- IATA: none; ICAO: LYPA;

Summary
- Airport type: Civil
- Serves: Pančevo, Serbia
- Elevation AMSL: 77 m (253 ft)
- Coordinates: 44°54′08″N 020°38′07″E﻿ / ﻿44.90222°N 20.63528°E

Map
- LYPA Location of the airport in Serbia

Runways
| Direction | Length |  | Surface |
| m | ft |
| 13L/31R | 1,000 | 3,281 | Grass |

= Pančevo Airfield =

Airfield in Pančevo, Serbia

Pančevo Airfield (Аеродром Панчево / Aerodrom Pančevo; ) is an aerodrome near the city of Pančevo, Serbia. It has a single grass runway 1,000 metres long and 60 metres wide.

The airfield is mostly used for general aviation operations as well as by Utva Aviation Industry, a manufacturer of light sporting and training aircraft also located in Pančevo, for testing its aircraft.

==History==
On 15 March 1923, aircraft of the Franko-Rumen company started operations from Pančevo airfield. A few days later on 25 March, services between Paris and Istanbul via Pančevo commenced, the first international flights to or from Belgrade. On 9 September the same year, the first aircraft took off on a scheduled service from Belgrade to Bucharest. This was also the first commercial night flight in the history of aviation.

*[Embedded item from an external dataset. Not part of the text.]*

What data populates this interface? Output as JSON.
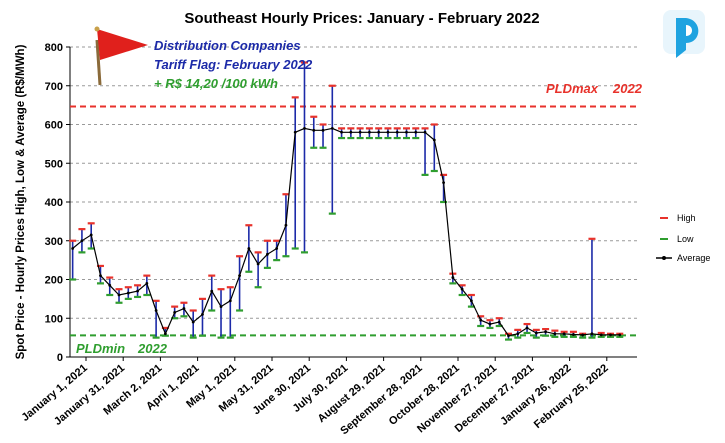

CFRNA (Compagnie franco-roumaine de navigation aérienne) decided that flying at night was the only way for its aircraft operating on the Paris-Belgrade-Bucharest-Istanbul service to beat the famous Orient Express train to Istanbul.

Franco-Roumaine changed its name to CIDNA (Compagnie internationale de navigation aérienne) in 1925, which used Pančevo Airfield until May 1927.